Pendant que d’autres s’affairaient à diviser les Libanais, lui, il voulait les rassembler.
Notre Bey en Commandeur, voilà de quoi réjouir certes, mais aussi amuser. Car proverbiale est l’aversion de Samir pour les distinctions. Certains sont nés républicains et égalitaristes, lui, il a eu tôt à constater la pesanteur des titres, leur vacuité et leur coût. Féodaux, académiques ou statutaires, les signes externes de statut, hérités ou encore acquis, l’indifféraient totalement tant il est mû par la quête du sens, celui des hommes, des choses ou des événements.
Une fois découvert, le sens se doit d’être partagé : Samir est aussi, peut-être d’abord, un activiste. Depuis bientôt un demi-siècle que je le connais, il n’a jamais cessé d’avoir une liste de partenaires virtuels à la main. Pendant que d’autres s’affairaient à diviser les Libanais, lui, il voulait les rassembler. Il inventait sans cesse des terrains potentiels de rencontre sur lesquels ils pouvaient se retrouver et partait dans une nouvelle quête, celle des hommes et des femmes qu’il fallait urgemment réunir.
Car la diversité des Libanais, loin de le désespérer, aiguise son énergie. Certains la vivent comme une punitive fatalité, d’autres comme une malédiction du destin. Samir la voit comme une chance d’inspiration, d’émulation, d’enivrante interaction. Rien ne l’horripile autant que les prétentions de pureté ethnique, confessionnelle ou tribale, dans lesquelles il a tôt fait de percevoir des entreprises de domination. Et pendant que d’autres œuvraient, quitte à faire pour cela couler du sang, pour la purification des territoires ou des esprits, il s’est fait le héraut de la diversité, non point subie, mais assumée, ressentie, fructifiée. Tout le monde n’applaudissait pas à ce choix, mais la solitude ne lui a jamais fait peur tant il sait que les regroupements moutonniers sont faciles parce qu’ils doivent tout à la manipulation des instincts, alors que les ententes et les réconciliations ne se font que par une patiente mission de persuasion.
Son défi le plus constant est quasi utopique : faire que le mot « Liban » ne soit plus synonyme de guerre fratricide à répétition, mais une métaphore pour une diversité maitrisée et heureuse. Avouons que les Libanais étant ce qu’ils sont, il y a, pour y parvenir, beaucoup à faire. Inutile de le dire à Samir : il ne fonctionne pas aux probabilités de succès, mais à la justesse des convictions. Le calcul n’est pas son attribut le plus évident, et c’est là que, paradoxalement, réside sa force. Sa force face au mal qui a rongé son corps, sa force face à la tragédie qui a détruit son pays, sa force face à l’égarement qui ne cesse d’aliéner ses compatriotes. C’est ce déni du calcul qui, oui, fait sa force mais fait aussi, pour ceux qui le connaissent, son charme.

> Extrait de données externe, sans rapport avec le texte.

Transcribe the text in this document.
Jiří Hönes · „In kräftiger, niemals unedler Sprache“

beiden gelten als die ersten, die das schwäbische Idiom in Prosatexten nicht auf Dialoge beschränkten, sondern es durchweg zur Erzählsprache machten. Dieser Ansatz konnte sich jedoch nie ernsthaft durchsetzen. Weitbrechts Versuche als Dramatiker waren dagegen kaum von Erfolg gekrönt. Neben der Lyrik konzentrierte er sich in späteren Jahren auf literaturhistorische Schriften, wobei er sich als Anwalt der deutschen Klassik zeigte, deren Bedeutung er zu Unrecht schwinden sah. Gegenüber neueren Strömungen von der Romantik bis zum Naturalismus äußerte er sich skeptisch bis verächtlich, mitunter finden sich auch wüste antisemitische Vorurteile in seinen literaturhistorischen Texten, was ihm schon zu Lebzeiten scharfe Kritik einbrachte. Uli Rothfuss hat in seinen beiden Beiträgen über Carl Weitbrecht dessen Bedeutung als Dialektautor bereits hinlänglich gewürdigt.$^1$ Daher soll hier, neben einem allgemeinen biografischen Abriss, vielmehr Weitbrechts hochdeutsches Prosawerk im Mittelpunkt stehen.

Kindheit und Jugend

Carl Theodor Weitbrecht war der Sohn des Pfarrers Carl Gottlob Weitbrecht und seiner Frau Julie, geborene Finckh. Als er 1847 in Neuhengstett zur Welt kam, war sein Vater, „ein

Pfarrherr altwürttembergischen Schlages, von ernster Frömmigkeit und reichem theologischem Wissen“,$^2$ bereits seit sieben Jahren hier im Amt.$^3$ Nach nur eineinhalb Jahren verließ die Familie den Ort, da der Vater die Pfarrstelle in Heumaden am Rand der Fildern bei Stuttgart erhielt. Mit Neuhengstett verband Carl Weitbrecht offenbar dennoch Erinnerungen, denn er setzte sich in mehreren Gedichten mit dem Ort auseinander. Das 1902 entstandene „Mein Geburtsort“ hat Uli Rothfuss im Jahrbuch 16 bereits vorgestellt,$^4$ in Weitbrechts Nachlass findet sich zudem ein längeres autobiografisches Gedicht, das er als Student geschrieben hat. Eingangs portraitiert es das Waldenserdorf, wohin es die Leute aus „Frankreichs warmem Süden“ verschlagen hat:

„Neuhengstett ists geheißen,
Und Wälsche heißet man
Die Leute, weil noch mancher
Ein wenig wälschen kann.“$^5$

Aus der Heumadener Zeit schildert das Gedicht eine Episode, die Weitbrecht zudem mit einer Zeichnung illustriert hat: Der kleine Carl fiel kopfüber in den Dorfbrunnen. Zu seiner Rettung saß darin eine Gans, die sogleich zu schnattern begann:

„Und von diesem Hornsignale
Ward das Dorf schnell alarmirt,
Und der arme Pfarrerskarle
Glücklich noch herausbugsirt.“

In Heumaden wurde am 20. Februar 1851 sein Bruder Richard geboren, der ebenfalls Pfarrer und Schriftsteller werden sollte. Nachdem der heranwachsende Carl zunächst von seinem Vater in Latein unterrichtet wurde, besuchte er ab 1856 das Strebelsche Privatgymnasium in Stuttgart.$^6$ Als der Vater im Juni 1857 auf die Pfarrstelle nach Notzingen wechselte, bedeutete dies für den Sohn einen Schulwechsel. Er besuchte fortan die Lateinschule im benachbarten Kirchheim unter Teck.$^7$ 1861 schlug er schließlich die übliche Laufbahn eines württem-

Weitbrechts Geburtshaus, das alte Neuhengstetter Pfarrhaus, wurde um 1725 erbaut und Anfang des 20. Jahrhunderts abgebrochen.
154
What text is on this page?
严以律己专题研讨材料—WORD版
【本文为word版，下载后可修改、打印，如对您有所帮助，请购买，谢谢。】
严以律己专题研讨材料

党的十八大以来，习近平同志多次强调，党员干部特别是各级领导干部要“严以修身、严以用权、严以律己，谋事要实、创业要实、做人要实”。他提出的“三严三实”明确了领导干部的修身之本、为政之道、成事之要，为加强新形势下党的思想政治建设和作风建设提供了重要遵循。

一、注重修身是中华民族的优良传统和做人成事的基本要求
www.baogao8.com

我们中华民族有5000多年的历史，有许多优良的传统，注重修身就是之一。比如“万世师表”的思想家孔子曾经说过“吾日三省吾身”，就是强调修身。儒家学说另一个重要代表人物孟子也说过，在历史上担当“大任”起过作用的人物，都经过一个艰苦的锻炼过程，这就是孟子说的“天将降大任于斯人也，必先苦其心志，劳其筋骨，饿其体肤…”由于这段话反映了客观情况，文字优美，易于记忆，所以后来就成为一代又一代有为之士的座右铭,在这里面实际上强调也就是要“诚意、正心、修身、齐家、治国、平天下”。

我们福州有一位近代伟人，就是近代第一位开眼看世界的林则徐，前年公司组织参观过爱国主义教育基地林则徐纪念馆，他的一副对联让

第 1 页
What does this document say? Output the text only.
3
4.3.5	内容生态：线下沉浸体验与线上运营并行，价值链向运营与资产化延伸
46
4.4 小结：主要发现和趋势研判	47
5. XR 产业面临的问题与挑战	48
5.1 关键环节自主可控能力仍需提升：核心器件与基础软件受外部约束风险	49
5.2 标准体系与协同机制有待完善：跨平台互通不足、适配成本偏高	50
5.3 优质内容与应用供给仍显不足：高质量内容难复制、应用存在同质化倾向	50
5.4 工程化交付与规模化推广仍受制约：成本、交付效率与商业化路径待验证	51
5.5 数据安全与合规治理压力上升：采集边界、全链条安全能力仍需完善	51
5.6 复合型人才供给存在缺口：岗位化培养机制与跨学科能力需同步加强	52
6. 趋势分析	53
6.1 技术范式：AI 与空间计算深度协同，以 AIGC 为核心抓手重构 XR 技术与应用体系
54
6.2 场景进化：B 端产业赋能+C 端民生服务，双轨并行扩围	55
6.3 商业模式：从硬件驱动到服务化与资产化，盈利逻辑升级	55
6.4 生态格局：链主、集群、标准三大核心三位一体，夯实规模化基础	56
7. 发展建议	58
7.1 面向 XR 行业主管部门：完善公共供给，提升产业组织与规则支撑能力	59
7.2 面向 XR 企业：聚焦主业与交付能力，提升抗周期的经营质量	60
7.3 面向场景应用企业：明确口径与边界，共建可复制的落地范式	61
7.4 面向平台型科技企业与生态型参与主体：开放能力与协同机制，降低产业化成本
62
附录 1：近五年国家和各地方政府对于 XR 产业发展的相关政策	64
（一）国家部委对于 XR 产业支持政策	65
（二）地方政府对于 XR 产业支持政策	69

Que la France distingue Samir, est une illustration supplémentaire de sa fine connaissance du Liban et de la vieille tendresse qu’elle lui porte. Le poète de 1861 disait bien que « Paris tremble au canon de Beyrouth ». Il écrirait aujourd’hui que le même Paris s’inquiète de l’insouciance des Libanais et de leur irresponsabilité. En décorant la poitrine de notre ami, la France veut aussi distinguer ceux parmi les Libanais que minent le souci de l’unité et la crainte des divisions et qui œuvrent sans relâche pour la paix civile et la convivialité. Pour ce geste et pour bien d’autres, nous lui sommes reconnaissants.
Samir Frangié recevra les insignes de Commandeur dans l’ordre de la Légion d’Honneur le 10 octobre à la Résidence des Pins.